Ben Sivaslı bir ailenin 8 çocuğundan biriyim. Muhafazakâr bir çevrede milliyetçi duygularla büyüdüm.
Hain darbe girişiminden sonra bir anda tetörist ilân edilenler arasına dahil oldum. Gençlik ve Spor Bakanlığı sponsorluğunda yürüttüğüm bir sosyal sorumluluk projesini terör faaliyeti olarak gösterdiler. Bu tür trajikomik iddialarla 15 aydır tutukluyum. Bu süreçte sizlerin hakkaniyetli duruşu da bizlere güç verdi. Mart ayına kadar (...) Cezaevindeki hemen her koğuşumuza Yeni Asya gazetesi alınıyordu. Mart (2017) ayının ortasında bir anda abone olduğumuz gazeteyi kestiler. Hemen her fikre ait gazeteler gelirken Yeni Asya’ya yasak koyan cezaevlerinden haberimiz vardı. Her ay abone zamanı gazetenizi tekrar tekrar yazsak da kabul edilmedi. Ancak eski yazılarınızı tekrar okuyor, ailelerimize internetten çıktılar getirtiyoruz.
Ben sabırla adaletin yerini bulacağı günü beklerken, geçen hafta zulüm aileme de uzandı. Eşim 1 yaşını yeni dolduran kızımla birlikte tutuklanıp cezaevine konuldu.
4 yaşındaki diğer kızım ise ihtiyar ve hasta dedesi ve anneannesiyle dışarda kaldı. Halimi ve derdimi insanlara anlatmaktan içtinab edip sadece Rabbime anlatma düşüncesindeyken koğuş arka- daşlarım zulmün artarak devam ettiğini insanlara tekrar hatırlatmamız gerektiği düşüncesine beni ikna ederek bu mektubu yazmama vesile oldular.

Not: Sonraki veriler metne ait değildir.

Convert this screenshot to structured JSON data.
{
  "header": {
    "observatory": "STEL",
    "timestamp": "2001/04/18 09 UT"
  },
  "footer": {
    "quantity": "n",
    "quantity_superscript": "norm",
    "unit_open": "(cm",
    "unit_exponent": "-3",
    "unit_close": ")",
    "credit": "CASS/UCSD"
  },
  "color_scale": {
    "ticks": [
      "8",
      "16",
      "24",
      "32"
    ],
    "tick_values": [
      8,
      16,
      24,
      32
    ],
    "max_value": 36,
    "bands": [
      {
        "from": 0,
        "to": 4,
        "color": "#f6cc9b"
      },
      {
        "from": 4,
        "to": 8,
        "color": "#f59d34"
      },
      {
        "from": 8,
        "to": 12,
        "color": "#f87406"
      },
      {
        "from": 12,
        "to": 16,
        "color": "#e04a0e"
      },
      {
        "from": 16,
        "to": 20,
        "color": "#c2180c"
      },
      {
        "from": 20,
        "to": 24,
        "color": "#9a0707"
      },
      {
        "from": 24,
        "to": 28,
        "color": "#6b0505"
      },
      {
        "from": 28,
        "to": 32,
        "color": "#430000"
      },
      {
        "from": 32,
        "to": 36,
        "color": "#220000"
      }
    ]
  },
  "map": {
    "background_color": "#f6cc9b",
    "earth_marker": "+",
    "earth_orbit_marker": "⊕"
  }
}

Dolayısıyla bu mektubun yazılmasındaki asıl amaç bizim durumumuzu anlatmak değil, zulmün gittikçe artarak de- vam ettiğini tekrar gündeme getirmektir. Bizim vesilemizle cezaevindeki masum bebeklerin ve masum annelerin durumunu tekrar hatırlatmaktır.
Son olarak kaleminizle ve fikirlerinizle hak ve hakikatin savunucusu olarak bildiğimiz siz ve sizin gibi değerli büyüklerimiz vasıtasıyla bu yaşananların diğer medya organları, sosyal platformlar ve STK’lar gibi kurumlarda tekrar gündeme getirilerek bu haksızlığın bir an önce ortak bir çözümle sonlandırılması en büyük dileğimizdir.